We walk on the beach, and she tries to pull me into the water. "I thought you said you liked the beach!" she said.
"I like walking on the beach. I'm not into swimming. I don't want to get my clothes wet."
"Then take them off."
"There are people watching." I point to a family on a hill in the distance. She waves at the family, then runs into the surf and takes off her clothes.
How would this look on the evening gossip feeds? Anyone with glasses could be reccing me for a bounty. The Valley loves its microscandals almost as much as Hollywood.
Fuck it. I throw off my Ecco shoes, take off my Ralph Lauren suit, and pile the rest of my clothes onto the sand like a sundae, with my Rolex the cherry on top.
"When was he diagnosed with Alzheimer's?"
"Ten years ago. It's been hard. Then he had the stroke that left him like this."
"Locked-in."
"I couldn't abandon him, but I couldn't deal with his condition. I had no idea what to do. And then I found your company. You're a lifesaver."
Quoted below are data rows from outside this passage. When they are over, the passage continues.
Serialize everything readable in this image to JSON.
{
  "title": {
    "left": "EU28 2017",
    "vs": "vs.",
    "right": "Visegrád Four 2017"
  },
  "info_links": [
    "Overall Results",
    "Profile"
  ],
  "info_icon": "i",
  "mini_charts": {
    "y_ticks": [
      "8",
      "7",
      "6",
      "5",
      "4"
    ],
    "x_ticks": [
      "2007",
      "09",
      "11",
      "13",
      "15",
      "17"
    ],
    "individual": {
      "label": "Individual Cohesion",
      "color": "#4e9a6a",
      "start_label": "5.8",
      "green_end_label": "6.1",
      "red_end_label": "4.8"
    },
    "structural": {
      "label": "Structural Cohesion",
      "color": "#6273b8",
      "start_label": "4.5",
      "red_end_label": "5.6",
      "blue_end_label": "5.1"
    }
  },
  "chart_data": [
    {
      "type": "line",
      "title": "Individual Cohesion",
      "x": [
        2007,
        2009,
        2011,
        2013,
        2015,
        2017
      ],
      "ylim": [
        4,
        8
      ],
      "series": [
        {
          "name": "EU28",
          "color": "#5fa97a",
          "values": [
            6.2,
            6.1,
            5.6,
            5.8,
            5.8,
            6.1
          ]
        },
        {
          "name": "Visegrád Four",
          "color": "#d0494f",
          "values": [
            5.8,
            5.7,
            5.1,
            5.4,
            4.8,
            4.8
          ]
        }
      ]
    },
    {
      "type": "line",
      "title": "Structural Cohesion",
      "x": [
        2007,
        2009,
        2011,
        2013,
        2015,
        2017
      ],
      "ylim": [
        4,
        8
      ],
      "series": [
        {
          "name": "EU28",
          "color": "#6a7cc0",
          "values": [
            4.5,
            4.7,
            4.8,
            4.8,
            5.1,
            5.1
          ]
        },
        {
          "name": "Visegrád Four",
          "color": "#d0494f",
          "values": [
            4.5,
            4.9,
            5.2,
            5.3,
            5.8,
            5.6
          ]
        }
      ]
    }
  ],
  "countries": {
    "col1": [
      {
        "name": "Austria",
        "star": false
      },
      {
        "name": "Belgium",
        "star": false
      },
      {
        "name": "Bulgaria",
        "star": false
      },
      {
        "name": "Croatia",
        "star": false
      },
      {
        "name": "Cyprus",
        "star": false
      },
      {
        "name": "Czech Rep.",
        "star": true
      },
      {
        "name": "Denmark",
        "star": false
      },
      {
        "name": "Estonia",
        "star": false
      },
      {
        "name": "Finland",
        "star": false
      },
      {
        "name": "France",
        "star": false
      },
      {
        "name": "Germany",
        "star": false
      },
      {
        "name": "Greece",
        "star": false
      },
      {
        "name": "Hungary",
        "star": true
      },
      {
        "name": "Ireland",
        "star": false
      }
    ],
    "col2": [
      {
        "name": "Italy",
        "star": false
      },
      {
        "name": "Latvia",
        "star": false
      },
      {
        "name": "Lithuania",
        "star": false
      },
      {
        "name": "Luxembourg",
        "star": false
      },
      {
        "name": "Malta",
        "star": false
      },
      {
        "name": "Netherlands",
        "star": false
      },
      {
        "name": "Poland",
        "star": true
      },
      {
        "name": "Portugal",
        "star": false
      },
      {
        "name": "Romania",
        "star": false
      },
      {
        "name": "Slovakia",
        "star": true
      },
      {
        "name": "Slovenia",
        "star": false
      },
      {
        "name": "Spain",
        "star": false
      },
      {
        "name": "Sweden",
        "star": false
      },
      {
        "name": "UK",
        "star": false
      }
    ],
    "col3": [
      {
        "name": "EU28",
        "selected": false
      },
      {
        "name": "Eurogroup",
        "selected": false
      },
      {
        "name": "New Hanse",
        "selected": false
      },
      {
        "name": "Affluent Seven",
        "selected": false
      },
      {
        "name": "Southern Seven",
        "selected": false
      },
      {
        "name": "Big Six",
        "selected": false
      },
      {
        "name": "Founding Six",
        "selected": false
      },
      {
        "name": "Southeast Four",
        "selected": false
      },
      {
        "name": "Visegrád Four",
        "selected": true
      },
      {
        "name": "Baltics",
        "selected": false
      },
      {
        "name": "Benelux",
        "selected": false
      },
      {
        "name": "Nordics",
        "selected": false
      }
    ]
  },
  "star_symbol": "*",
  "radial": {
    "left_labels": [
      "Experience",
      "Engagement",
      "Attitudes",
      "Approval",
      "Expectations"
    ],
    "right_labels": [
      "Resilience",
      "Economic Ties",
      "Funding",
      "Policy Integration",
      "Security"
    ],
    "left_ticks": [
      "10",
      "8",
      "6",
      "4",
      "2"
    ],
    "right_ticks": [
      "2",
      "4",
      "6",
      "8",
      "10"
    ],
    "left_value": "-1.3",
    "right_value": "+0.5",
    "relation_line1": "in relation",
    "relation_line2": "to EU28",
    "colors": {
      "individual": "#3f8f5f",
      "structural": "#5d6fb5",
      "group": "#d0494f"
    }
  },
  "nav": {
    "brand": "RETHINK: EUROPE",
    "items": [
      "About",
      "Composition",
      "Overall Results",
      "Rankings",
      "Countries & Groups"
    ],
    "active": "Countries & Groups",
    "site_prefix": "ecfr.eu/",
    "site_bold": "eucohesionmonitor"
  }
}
"Just doing what we can to help."
I run across the sand, naked and unashamed, as Krista gestures for me to join her. I see her hair shining in the sun, her blue eyes welcoming me. I feel her perfectly curved breasts touching my chest.
I fall onto her. We make love on the sand, the waves crashing over our bodies. I thrust and she moans, again and again and again.
"That's it. Locked and loaded."
Afterwards, she looks into my eyes and asks, "What are you thinking?"
I wrap my arms around her shoulders, and we turn to watch the sunset. "I wish this day would last forever."
"Sweet dreams, grandpa. I love you."
I walk into the coffee shop, my head filled with budgets, schedules, and deadlines. And then I see her.